I recently was coaching a sales person named Mitch. He has a great personally, affable and really enjoys people. When he attends networking events, he lights up – and so do the people he’s talking to. But when it comes to selling, he quickly goes for the sales jugular.  

Mitch is left wondering why he didn’t get the sale. It’s simple: no one likes to be sold. But, most people like to buy!! No one wants to be shoved into something. No one likes to feel rushed or like they are simply a quota for someone’s sales figures for the month.  

Here’s what Mitch keeps missing: People want to feel like you care, like you’re listening. Everyone has their own lives and stuff they worry about. Unless you really invest your time in someone, why would they invest their money in you?  

And it’s not just sales, it’s LIFE. Any relationship is a give and take investment. Need help at the PTA fundraising? Try getting to know the other parents’ schedules and passions and talents before asking Sally, who is an introvert, to head up the cold-calling initiative. Don’t task Don, the dad who loves to be around people and coaches kid’s soccer, with organizing the seating chart. 

Take your time. Don’t just rush in for the pitch.  By the simple act of asking a few, open-ended questions then really listening, you move form the ‘pushy’ column to the ‘I like him/her’ column – which is the best way to sell yourself, your product, your need.  

Next, I told Mitch to focus on their needs not his product or his pitch. People care about their own business, their own lives, so find out what their needs are – their sticking points – then find a way to help. You’re looking to act as a helpful partner in their business or project, not a pushy sales person!  

After working with Mitch for a while, he was able to see that the more his potential clients knew he had ‘heard’ their concerns, the more willing they were to trust him with their future investments. Mitch had to learn the fine art of asking questions. 

As he refined the ability to hear what someone else needed (instead of the sale he needed!), he saw the opportunity to pitch soon enough – the skill in landing a ‘yes’ is to listen for the need.

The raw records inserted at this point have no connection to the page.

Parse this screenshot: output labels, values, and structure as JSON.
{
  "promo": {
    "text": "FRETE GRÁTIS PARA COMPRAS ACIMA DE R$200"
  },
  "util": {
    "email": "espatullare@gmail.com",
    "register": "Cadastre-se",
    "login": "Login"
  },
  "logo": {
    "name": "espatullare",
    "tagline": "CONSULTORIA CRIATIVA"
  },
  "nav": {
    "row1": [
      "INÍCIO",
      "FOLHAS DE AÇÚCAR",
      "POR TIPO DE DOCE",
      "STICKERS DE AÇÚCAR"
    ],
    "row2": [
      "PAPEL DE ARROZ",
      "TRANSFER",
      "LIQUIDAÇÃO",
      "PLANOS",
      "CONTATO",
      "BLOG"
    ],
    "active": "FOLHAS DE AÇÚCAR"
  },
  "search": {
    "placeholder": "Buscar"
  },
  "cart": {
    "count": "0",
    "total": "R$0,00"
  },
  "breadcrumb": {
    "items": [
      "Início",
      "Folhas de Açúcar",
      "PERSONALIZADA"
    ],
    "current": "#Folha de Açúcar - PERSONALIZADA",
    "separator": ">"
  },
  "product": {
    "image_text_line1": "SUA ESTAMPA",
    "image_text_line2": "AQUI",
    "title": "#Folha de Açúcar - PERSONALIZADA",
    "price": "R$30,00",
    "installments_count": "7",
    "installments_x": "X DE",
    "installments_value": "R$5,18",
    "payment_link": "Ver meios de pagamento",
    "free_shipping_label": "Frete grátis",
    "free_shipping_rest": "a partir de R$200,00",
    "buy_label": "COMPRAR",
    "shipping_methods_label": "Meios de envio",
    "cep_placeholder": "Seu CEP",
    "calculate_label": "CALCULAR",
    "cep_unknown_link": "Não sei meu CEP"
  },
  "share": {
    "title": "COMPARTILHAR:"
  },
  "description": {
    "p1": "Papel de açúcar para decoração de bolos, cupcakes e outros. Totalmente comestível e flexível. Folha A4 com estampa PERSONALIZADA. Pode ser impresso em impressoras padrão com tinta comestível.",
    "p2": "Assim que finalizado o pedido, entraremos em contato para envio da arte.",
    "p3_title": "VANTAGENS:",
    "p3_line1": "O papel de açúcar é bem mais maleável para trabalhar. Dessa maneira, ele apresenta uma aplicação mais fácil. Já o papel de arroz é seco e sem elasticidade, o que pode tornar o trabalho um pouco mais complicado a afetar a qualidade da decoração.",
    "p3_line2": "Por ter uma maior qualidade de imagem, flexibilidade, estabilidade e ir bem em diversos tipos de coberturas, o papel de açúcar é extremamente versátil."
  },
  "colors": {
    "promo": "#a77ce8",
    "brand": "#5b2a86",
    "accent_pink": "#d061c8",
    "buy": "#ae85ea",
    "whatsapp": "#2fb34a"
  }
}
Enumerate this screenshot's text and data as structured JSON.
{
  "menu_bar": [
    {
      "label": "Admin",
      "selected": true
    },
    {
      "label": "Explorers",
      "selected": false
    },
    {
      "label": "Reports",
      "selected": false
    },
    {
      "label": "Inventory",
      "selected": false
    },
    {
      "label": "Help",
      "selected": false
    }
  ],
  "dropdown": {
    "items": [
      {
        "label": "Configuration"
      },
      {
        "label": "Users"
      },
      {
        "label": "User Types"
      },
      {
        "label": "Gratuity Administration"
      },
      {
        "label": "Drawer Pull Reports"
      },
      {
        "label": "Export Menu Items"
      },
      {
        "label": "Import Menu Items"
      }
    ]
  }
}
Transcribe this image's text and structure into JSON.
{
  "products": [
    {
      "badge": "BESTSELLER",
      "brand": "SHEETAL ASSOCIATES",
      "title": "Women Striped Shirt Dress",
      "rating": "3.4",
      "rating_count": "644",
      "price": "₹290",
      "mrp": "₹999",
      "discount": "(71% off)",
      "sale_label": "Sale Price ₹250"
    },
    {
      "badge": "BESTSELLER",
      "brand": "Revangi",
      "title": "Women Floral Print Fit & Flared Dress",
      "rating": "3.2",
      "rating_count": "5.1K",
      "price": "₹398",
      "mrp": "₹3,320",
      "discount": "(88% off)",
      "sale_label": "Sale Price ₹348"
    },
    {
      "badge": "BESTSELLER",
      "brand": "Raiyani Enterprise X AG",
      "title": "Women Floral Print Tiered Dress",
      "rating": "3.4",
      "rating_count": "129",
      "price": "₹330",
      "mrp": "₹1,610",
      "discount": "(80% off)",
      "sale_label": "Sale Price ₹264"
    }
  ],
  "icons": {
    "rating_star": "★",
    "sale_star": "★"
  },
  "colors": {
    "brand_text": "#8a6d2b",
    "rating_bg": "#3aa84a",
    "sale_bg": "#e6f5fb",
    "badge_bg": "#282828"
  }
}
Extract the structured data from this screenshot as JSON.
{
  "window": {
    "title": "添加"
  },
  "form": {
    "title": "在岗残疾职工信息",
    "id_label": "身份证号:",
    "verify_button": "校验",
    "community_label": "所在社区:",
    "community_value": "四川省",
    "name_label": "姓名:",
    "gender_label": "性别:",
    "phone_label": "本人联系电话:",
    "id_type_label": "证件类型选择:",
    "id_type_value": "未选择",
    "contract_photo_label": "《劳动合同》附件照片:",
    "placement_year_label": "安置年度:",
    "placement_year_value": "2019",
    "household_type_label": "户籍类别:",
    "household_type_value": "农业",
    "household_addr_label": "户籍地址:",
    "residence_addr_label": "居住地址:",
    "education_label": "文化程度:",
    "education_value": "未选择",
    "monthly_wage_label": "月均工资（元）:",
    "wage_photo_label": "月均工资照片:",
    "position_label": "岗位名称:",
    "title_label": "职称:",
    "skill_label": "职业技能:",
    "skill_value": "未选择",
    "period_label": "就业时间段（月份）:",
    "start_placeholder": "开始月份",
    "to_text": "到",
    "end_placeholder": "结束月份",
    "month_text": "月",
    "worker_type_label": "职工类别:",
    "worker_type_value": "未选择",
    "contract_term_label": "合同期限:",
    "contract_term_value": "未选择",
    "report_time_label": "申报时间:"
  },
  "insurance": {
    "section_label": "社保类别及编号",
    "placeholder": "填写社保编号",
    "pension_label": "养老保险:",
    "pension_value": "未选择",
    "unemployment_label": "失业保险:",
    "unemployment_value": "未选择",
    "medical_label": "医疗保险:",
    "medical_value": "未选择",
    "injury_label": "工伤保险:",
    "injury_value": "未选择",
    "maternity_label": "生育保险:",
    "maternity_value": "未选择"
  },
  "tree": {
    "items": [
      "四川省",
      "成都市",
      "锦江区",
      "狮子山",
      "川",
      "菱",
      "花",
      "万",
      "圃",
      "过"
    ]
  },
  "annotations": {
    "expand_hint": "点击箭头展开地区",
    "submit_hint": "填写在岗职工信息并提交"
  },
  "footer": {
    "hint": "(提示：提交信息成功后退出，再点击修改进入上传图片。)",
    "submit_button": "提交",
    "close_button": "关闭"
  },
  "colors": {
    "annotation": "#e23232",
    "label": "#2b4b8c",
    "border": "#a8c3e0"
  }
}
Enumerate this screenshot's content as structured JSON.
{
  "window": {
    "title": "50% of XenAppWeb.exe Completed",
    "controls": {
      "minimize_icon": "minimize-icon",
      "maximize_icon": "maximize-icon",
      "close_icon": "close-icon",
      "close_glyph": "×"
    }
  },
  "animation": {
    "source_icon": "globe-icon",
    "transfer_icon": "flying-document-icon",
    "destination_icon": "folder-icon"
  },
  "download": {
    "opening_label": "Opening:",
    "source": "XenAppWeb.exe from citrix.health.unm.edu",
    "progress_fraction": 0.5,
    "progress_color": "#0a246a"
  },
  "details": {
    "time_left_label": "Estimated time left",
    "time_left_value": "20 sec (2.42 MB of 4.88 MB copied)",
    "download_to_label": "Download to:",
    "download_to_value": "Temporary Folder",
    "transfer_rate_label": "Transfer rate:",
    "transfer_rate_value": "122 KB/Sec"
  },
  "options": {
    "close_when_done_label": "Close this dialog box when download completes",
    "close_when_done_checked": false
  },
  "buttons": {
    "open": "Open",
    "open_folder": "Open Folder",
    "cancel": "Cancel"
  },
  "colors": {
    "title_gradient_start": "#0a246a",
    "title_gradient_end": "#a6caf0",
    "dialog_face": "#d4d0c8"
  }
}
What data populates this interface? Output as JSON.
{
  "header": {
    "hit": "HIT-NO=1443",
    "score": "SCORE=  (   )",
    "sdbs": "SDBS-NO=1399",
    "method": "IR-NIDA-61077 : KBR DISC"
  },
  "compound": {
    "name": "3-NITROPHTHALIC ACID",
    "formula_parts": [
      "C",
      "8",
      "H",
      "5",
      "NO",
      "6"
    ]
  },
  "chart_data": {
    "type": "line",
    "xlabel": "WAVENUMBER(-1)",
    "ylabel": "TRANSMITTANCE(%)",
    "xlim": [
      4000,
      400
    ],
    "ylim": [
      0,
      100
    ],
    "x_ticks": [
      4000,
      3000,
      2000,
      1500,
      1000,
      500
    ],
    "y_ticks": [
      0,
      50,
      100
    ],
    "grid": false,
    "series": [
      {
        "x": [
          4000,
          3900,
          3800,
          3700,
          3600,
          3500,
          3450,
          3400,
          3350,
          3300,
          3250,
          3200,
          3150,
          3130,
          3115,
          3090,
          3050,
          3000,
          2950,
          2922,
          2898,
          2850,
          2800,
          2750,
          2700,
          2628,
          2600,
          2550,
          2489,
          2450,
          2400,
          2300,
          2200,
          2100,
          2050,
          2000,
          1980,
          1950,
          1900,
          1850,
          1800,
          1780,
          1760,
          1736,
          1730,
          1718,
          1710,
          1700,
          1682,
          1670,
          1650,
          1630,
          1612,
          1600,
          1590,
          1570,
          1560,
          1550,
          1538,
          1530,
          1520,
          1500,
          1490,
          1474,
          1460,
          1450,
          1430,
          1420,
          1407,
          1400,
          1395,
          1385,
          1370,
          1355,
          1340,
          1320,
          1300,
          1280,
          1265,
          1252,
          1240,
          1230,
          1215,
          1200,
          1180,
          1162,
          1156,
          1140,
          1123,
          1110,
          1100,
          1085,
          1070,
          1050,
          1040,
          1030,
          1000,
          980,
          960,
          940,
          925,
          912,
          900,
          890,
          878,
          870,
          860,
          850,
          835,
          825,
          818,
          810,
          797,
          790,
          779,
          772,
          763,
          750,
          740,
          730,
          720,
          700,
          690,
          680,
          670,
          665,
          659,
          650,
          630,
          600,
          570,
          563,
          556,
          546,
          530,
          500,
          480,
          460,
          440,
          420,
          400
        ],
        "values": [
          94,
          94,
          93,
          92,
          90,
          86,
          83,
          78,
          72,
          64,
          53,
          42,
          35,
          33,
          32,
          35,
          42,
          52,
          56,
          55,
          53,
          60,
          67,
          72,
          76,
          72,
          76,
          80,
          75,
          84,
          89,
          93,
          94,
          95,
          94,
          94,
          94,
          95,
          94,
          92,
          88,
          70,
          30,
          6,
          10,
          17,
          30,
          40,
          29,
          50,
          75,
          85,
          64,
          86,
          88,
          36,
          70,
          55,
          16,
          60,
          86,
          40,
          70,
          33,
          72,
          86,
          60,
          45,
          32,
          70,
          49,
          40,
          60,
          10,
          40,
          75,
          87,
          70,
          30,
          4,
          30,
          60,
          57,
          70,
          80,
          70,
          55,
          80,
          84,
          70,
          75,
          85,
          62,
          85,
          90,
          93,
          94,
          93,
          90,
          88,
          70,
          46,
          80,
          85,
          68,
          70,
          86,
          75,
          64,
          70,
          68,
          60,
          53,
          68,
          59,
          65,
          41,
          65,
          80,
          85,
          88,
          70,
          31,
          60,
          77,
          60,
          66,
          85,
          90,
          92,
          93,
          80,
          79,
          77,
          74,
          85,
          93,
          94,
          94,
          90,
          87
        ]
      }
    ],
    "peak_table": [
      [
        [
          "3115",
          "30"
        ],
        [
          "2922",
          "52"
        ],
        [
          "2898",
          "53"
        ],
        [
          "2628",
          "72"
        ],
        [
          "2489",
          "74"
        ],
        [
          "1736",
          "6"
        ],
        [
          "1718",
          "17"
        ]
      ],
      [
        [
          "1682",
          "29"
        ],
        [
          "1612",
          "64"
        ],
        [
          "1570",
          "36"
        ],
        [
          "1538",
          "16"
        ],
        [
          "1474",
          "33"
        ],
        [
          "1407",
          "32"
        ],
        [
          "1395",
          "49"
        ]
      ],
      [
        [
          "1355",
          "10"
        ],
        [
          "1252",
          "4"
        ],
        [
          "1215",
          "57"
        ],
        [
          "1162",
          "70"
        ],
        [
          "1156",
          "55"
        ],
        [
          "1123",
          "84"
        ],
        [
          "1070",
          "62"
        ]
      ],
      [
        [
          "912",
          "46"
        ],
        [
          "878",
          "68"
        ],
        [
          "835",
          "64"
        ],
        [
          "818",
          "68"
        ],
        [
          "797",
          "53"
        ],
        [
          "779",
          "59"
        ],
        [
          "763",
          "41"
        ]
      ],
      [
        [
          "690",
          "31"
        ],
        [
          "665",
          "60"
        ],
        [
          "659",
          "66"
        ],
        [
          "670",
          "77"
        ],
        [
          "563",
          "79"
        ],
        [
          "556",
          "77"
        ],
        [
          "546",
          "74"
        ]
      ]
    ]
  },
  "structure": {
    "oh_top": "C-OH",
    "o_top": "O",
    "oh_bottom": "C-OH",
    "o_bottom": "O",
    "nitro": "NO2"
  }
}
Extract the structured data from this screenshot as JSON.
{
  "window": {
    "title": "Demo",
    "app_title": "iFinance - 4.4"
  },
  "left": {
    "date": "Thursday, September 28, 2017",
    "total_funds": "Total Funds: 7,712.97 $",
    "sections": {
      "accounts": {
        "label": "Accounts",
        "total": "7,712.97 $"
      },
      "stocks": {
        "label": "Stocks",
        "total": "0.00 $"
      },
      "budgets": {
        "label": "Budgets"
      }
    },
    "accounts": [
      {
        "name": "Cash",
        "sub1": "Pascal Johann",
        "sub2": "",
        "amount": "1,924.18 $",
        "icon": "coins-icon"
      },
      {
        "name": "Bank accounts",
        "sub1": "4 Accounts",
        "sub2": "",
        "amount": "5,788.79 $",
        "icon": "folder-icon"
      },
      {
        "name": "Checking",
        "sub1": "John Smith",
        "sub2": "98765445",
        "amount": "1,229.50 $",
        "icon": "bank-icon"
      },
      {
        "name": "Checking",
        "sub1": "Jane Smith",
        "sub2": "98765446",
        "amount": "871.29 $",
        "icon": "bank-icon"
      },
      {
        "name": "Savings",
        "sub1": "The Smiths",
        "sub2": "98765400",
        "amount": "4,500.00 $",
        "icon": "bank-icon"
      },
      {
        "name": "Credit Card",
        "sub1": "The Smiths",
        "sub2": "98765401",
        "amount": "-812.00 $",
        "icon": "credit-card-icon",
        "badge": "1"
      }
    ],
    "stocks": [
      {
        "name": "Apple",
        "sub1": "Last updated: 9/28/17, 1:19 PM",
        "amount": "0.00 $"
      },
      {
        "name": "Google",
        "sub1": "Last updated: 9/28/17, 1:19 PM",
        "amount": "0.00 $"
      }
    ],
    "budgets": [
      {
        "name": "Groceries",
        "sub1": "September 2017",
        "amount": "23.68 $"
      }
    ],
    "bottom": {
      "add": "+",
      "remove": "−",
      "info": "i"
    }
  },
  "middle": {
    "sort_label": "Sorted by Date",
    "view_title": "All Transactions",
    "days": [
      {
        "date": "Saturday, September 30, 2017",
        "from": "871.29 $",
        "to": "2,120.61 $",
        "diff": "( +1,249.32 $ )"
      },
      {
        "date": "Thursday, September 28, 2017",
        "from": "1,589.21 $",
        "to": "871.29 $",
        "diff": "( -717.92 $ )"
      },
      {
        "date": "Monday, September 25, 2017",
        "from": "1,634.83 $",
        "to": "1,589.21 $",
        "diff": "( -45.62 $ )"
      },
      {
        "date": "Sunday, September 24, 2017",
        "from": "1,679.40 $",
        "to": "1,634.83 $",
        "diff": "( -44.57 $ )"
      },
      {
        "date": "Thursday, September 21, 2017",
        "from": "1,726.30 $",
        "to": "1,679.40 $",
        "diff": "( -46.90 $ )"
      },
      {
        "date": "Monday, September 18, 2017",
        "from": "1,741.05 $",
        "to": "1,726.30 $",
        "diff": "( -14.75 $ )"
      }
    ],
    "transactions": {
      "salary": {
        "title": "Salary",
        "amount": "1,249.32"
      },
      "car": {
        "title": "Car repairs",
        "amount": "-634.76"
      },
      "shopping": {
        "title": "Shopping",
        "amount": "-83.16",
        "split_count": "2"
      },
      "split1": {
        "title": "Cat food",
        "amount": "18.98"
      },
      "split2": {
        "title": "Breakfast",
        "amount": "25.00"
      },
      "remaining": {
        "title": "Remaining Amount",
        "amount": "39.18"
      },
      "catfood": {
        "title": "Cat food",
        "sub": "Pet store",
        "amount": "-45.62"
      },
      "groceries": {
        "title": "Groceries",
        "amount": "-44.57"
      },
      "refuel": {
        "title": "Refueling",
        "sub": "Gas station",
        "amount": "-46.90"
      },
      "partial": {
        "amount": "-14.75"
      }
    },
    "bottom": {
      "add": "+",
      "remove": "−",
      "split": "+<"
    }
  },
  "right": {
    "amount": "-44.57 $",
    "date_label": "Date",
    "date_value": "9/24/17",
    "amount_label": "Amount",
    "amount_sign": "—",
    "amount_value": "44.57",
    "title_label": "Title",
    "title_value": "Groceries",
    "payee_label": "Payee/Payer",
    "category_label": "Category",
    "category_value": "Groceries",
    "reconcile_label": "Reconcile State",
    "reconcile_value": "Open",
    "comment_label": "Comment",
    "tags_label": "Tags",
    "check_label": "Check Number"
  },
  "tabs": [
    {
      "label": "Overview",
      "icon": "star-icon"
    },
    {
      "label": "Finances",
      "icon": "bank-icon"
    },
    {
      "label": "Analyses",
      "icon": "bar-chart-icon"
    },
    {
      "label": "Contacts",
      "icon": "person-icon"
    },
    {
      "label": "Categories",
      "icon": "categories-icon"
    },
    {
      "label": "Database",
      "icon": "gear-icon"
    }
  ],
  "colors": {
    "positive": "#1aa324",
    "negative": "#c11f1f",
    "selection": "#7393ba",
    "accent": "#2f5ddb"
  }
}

Don’t sell someone on what they already have, sell them on what you have that fills their need! 

Next time, you feel yourself jumping for the sale – going for the sales jugular – slow down a moment and reflect: What would you want from this interaction? How can you make it a win for both of you? Then pull them into the conversation with small, but important talk. Don’t push your solution on them, instead, draw them along and invite them to buy. Invites are so much more effective than mandates!